Armin-Paul Hampel, AfD-Abgeordneter im Bundestag, äußert sich im Deutschlandfunk. Ihm geht es offenbar hauptsächlich um die Privatsphäre von Strache. Er habe sich privat geäußert, deswegen sei es unethisch gewesen, das Video zu veröffentlichen, auf die eigentlichen Vorwürfe – der Versuch, die Pressefreiheit einzuschränken und Korruption – geht Hampel praktisch nicht ein. Strache ist für ihn ein Opfer. Konsequenzen für die Zusammenarbeit der beiden Parteien will auch er nicht ziehen: „Die FPÖ ist von ihrer inhaltlichen Aufstellung unser Partner und daran wird sich nichts ändern“, er spricht wie Meuthen von einem „singulären Ereignis“.
Die „Blaue Allianz“
Genausowenig wie über das Ibiza-Video will man aktuell über die eigenen Verbindungen nach Österreich sprechen. Dabei war das Treffen zwischen Weidel, Gauland, Frohnmaier und Strache in Wien keineswegs der erste Kontakt zwischen den rechtspopulistischen Parteien. Schon Frauke Petry hatte sich im Juni 2016 mit HC Strache und anderen FPÖ-Granden auf der Zugspitze getroffen. Das Treffen wurde vom bayerischen Landesverband, damals noch unter Beteiligung von Petr Bystron – mittlerweile ebenfalls im Bundestag – organisiert.

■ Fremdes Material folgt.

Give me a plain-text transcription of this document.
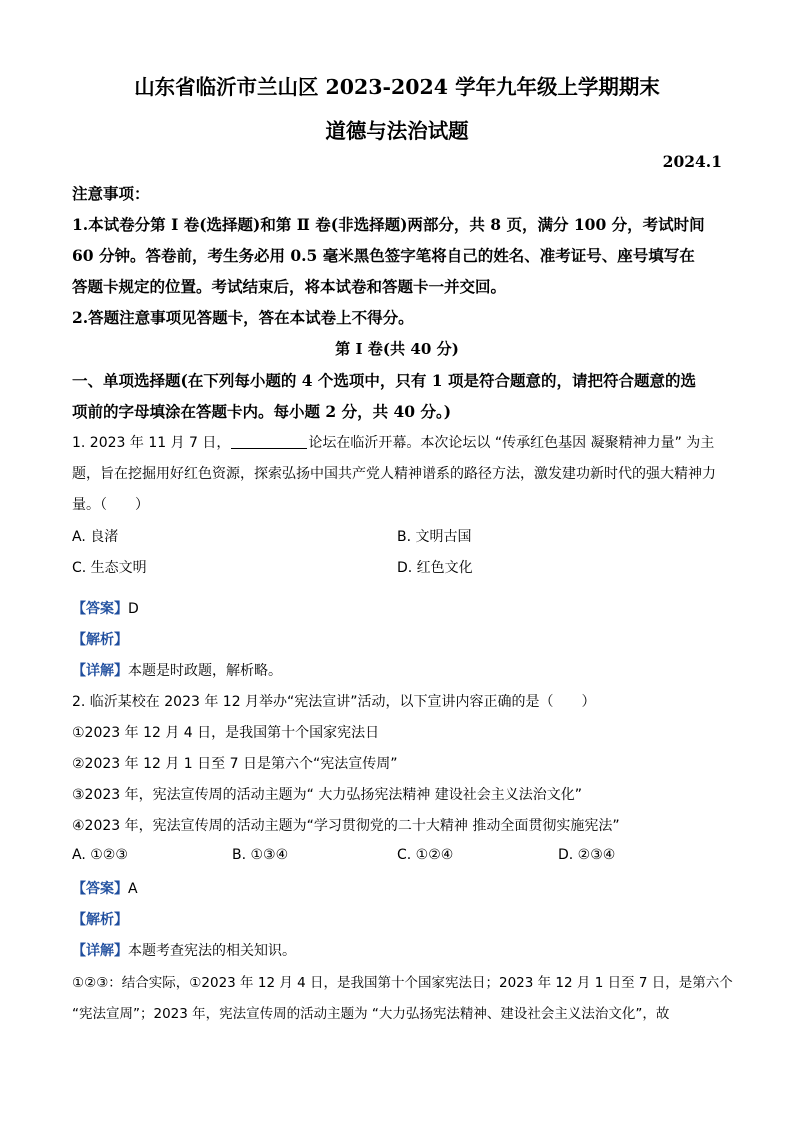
山东省临沂市兰山区 2023-2024 学年九年级上学期期末
道德与法治试题
2024.1
注意事项：
1.本试卷分第 Ⅰ 卷(选择题)和第 Ⅱ 卷(非选择题)两部分，共 8 页，满分 100 分，考试时间
60 分钟。答卷前，考生务必用 0.5 毫米黑色签字笔将自己的姓名、准考证号、座号填写在
答题卡规定的位置。考试结束后，将本试卷和答题卡一并交回。
2.答题注意事项见答题卡，答在本试卷上不得分。
第 Ⅰ 卷(共 40 分)
一、单项选择题(在下列每小题的 4 个选项中，只有 1 项是符合题意的，请把符合题意的选
项前的字母填涂在答题卡内。每小题 2 分，共 40 分。)
1. 2023 年 11 月 7 日，	论坛在临沂开幕。本次论坛以 “传承红色基因 凝聚精神力量” 为主
题，旨在挖掘用好红色资源，探索弘扬中国共产党人精神谱系的路径方法，激发建功新时代的强大精神力
量。（　　）
A. 良渚	B. 文明古国
C. 生态文明	D. 红色文化
【答案】D
【解析】
【详解】本题是时政题，解析略。
2. 临沂某校在 2023 年 12 月举办“宪法宣讲”活动，以下宣讲内容正确的是（　　）
①2023 年 12 月 4 日，是我国第十个国家宪法日
②2023 年 12 月 1 日至 7 日是第六个“宪法宣传周”
③2023 年，宪法宣传周的活动主题为“ 大力弘扬宪法精神 建设社会主义法治文化”
④2023 年，宪法宣传周的活动主题为“学习贯彻党的二十大精神 推动全面贯彻实施宪法”
A. ①②③	B. ①③④	C. ①②④	D. ②③④
【答案】A
【解析】
【详解】本题考查宪法的相关知识。
①②③：结合实际，①2023 年 12 月 4 日，是我国第十个国家宪法日；2023 年 12 月 1 日至 7 日，是第六个
“宪法宣周”；2023 年，宪法宣传周的活动主题为 “大力弘扬宪法精神、建设社会主义法治文化”，故
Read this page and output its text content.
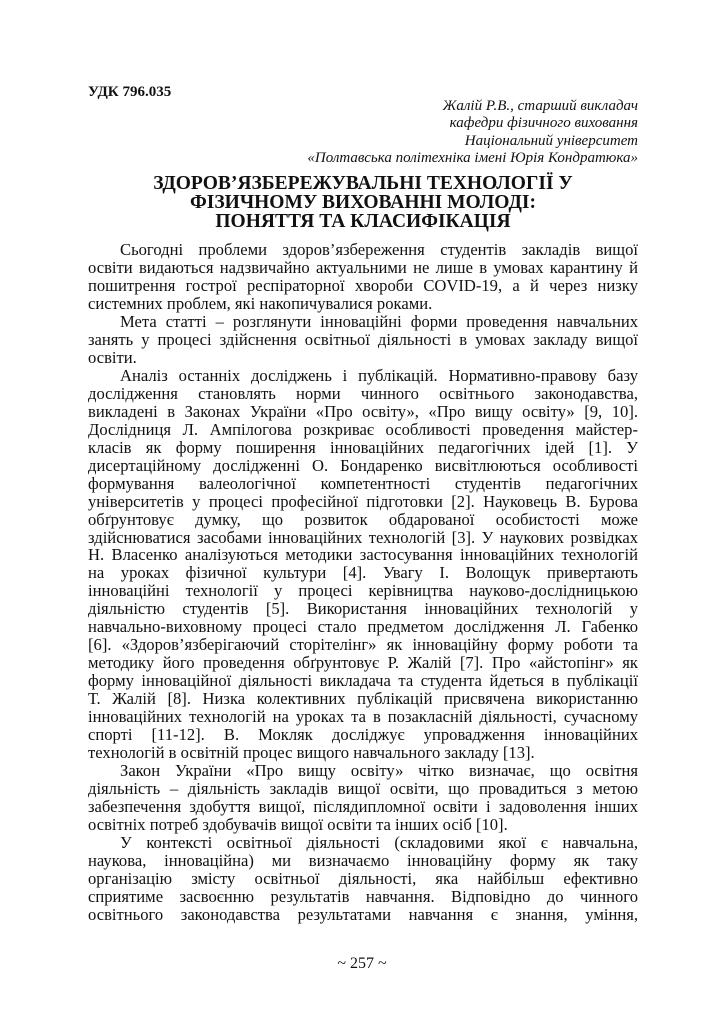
УДК 796.035
Жалій Р.В., старший викладач
кафедри фізичного виховання
Національний університет
«Полтавська політехніка імені Юрія Кондратюка»
ЗДОРОВ’ЯЗБЕРЕЖУВАЛЬНІ ТЕХНОЛОГІЇ У
ФІЗИЧНОМУ ВИХОВАННІ МОЛОДІ:
ПОНЯТТЯ ТА КЛАСИФІКАЦІЯ
Сьогодні проблеми здоров’язбереження студентів закладів вищої
освіти видаються надзвичайно актуальними не лише в умовах карантину й
пошитрення гострої респіраторної хвороби COVID-19, а й через низку
системних проблем, які накопичувалися роками.
Мета статті – розглянути інноваційні форми проведення навчальних
занять у процесі здійснення освітньої діяльності в умовах закладу вищої
освіти.
Аналіз останніх досліджень і публікацій. Нормативно-правову базу
дослідження становлять норми чинного освітнього законодавства,
викладені в Законах України «Про освіту», «Про вищу освіту» [9, 10].
Дослідниця Л. Ампілогова розкриває особливості проведення майстер-
класів як форму поширення інноваційних педагогічних ідей [1]. У
дисертаційному дослідженні О. Бондаренко висвітлюються особливості
формування валеологічної компетентності студентів педагогічних
університетів у процесі професійної підготовки [2]. Науковець В. Бурова
обґрунтовує думку, що розвиток обдарованої особистості може
здійснюватися засобами інноваційних технологій [3]. У наукових розвідках
Н. Власенко аналізуються методики застосування інноваційних технологій
на уроках фізичної культури [4]. Увагу І. Волощук привертають
інноваційні технології у процесі керівництва науково-дослідницькою
діяльністю студентів [5]. Використання інноваційних технологій у
навчально-виховному процесі стало предметом дослідження Л. Габенко
[6]. «Здоров’язберігаючий сторітелінг» як інноваційну форму роботи та
методику його проведення обґрунтовує Р. Жалій [7]. Про «айстопінг» як
форму інноваційної діяльності викладача та студента йдеться в публікації
Т. Жалій [8]. Низка колективних публікацій присвячена використанню
інноваційних технологій на уроках та в позакласній діяльності, сучасному
спорті [11-12]. В. Мокляк досліджує упровадження інноваційних
технологій в освітній процес вищого навчального закладу [13].
Закон України «Про вищу освіту» чітко визначає, що освітня
діяльність – діяльність закладів вищої освіти, що провадиться з метою
забезпечення здобуття вищої, післядипломної освіти і задоволення інших
освітніх потреб здобувачів вищої освіти та інших осіб [10].
У контексті освітньої діяльності (складовими якої є навчальна,
наукова, інноваційна) ми визначаємо інноваційну форму як таку
організацію змісту освітньої діяльності, яка найбільш ефективно
сприятиме засвоєнню результатів навчання. Відповідно до чинного
освітнього законодавства результатами навчання є знання, уміння,
~ 257 ~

Noch früher, im Februar 2016, hatte der Landesverband auf seiner Website eine „Blaue Allianz“ vorgestellt. Unter der Überschrift „AfD und FPÖ beschließen Zusammenarbeit“ wird eine enge Kooperation der beiden Parteien heraufbeschworen. Laut Bystron sei „die Summe der Gemeinsamkeiten groß“.
Sogar am vergangenen Samstag, also zum Höhepunkt der Affäre, gab es einen gemeinsamen Auftritt der Parteien. Italiens rechtsextremer Innenminister Matteo Salvini hatte in Mailand ein Gipfeltreffen der europäischen Rechtsaußen-Parteien anberaumt. Fröhlich winkend war Jörg Meuthen, Co-Parteichef und Spitzenkandidat fürs Europaparlament auf der Bühne zu sehen. Auch aus Österreich war ein FPÖ-Vertreter angereist, der Europaabgeordnete Georg Mayer. Strache erwähnte er mit keinem Wort, während Salvini eine „neue Ära“ ausrief.
Welche Konsequenzen die Ibiza-Affäre für den Erfolg der Rechtspopulist*innen in Europa haben wird, bleibt abzusehen. Auch wenn die die AfD ihre guten Beziehungen zu Strache und seinem Umfeld zur Zeit am liebsten ignoriert, so sind die Verbindungen doch klar zu erkennen. Die Partei, die andere Politiker*innen so gerne als „Volksverräter“ bezeichnet, pflegte enge Verbindungen zu einem Politiker, der nach ein paar Wodka-Red-Bull offenbar tatsächlich dazu bereit war, sein „Volk“ zu verraten.